Whether or not we were at the end of the cycle is a question that has repeatedly raised its head in the last three to four SuperInvestors. This year was no different.

“There is no doubt that the party is coming to an end,” asserted Philipp. “After ten years of low interest rates, all asset classes are going to see a correction as a result of normalising rates. In many ways, we welcome it.”

Private equity was not immune to the laws of gravity, conceded David, but they weren’t as fearful as public markets. “The lesson we took away from the last recession is that if you hold onto the assets, eventually the world will come back,” he explained. The industry had enough capital to be able to take advantage of buying opportunities in the downturn.

Future growth

Commenting on changes in the industry, Gabriel said that IPOs used to be a real competitor to growth investors, but that was no longer the case. “Now I rarely see an entrepreneur get excited by going public,” he said. Instead, growth investors were finding companies early and building relationships with entrepreneurs.

Part of the reason private equity was more popular among start-ups was the huge changes it had undergone in economies of scale. “Ten or 15 years ago, smaller was better, but now scale has become more important and firms are being looked at in terms of capability,” he explained. “European deals are now global deals – they will want to get into the US or China and they’ll be looking to you to help them get there.”

Among the key risks to consider going forward were ongoing global economic uncertainty, reputation and regulation. The industry has long outperformed public market averages by at least 300 basis points, argued David, but if the downturn meant a decrease in that margin, it would really hurt the industry.

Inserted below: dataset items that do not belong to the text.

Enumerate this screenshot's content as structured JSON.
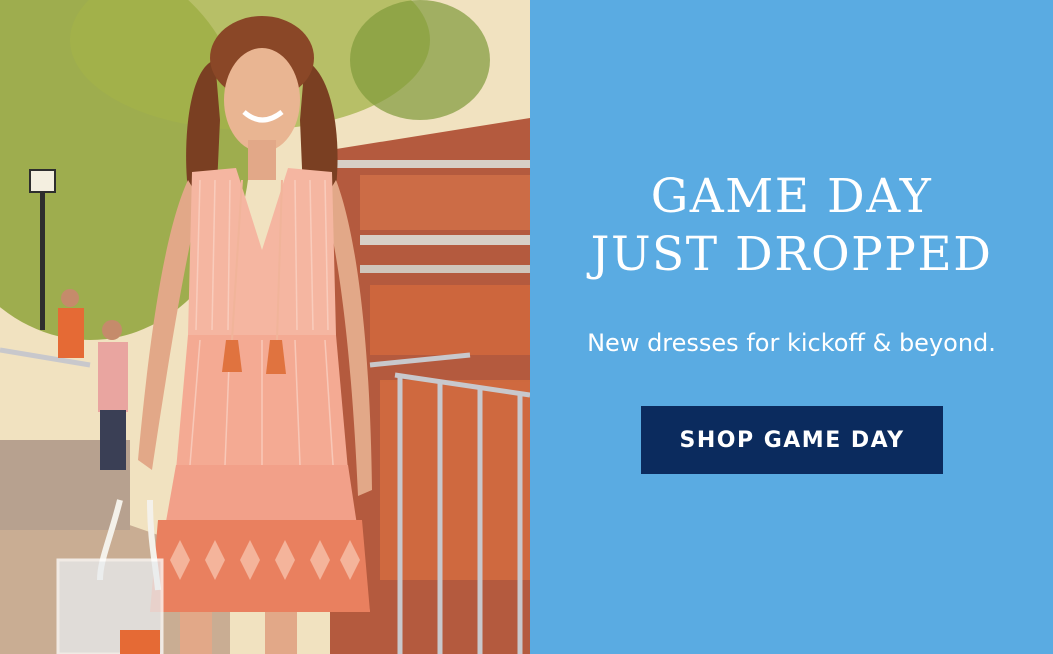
{
  "promo": {
    "headline_line1": "GAME DAY",
    "headline_line2": "JUST DROPPED",
    "subhead": "New dresses for kickoff & beyond.",
    "cta_label": "SHOP GAME DAY"
  },
  "photo": {
    "subject": "model-in-striped-tiered-dress-at-stadium"
  },
  "colors": {
    "panel_blue": "#5aabe2",
    "button_navy": "#0b2b5e",
    "text_white": "#ffffff",
    "dress_peach": "#f2a58c",
    "stadium_orange": "#d9623b"
  }
}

A decade after being branded "locusts", the reputation of the industry was solid, and it was now accepted as an important part of the financial marketplace. However, cautioned David, “if something bad happens to a large number of buyouts, or if firms or individuals do something not acceptable, it could take us back to square one.” And if that were to happen, the industry could well face increased regulation.

“We all need a license to operate,” concluded Thomas von Koch, Managing Partner & CEO at EQT Partners. “And that license is what we leave behind.”

LP perspectives & allocation plans

How private markets were viewed from an LP’s perspective, and how this impacted allocations, was the subject of the next panel.

The denominator effect was the key thing to watch out for at the moment, cautioned Michael Schad, Head of Investment Management at Coller Capital. “In the last financial crisis many LPs found themselves over-allocated in private equity,” he explained.

Peter Keehn, Global Head of Private Equity at AllState Investments, outlined how they ran a target allocation – but with some tolerance in order to absorb the way private markets lagged public market moves. “Sometimes you have to just acknowledge that you will have a temporary period of going over. Allowing the denominator effect to change your commitment pacing could do more harm than good.”

Peter admitted that the things investors had been worried about for the last three or four years were now a reality: “Slow global growth and interest rate rises are here now, and for the coming year I expect we will tilt a little around geographic allocation but more in style and individual manager selection. We will style towards those who are better downside performers.”

Susanne von Gültlingen, Managing Director, Head of Private Equity Asset Management at Siemens Private Equity Asset Management was in agreement, adding that the best protection to the downside could often be found in managers, though they still tried to be mindful of sector allocation.

But ultimately the panel reached a similar conclusion to the GPs that had spoken before them: “More often than not if you stay in the game and hold on to the asset you will be ok.”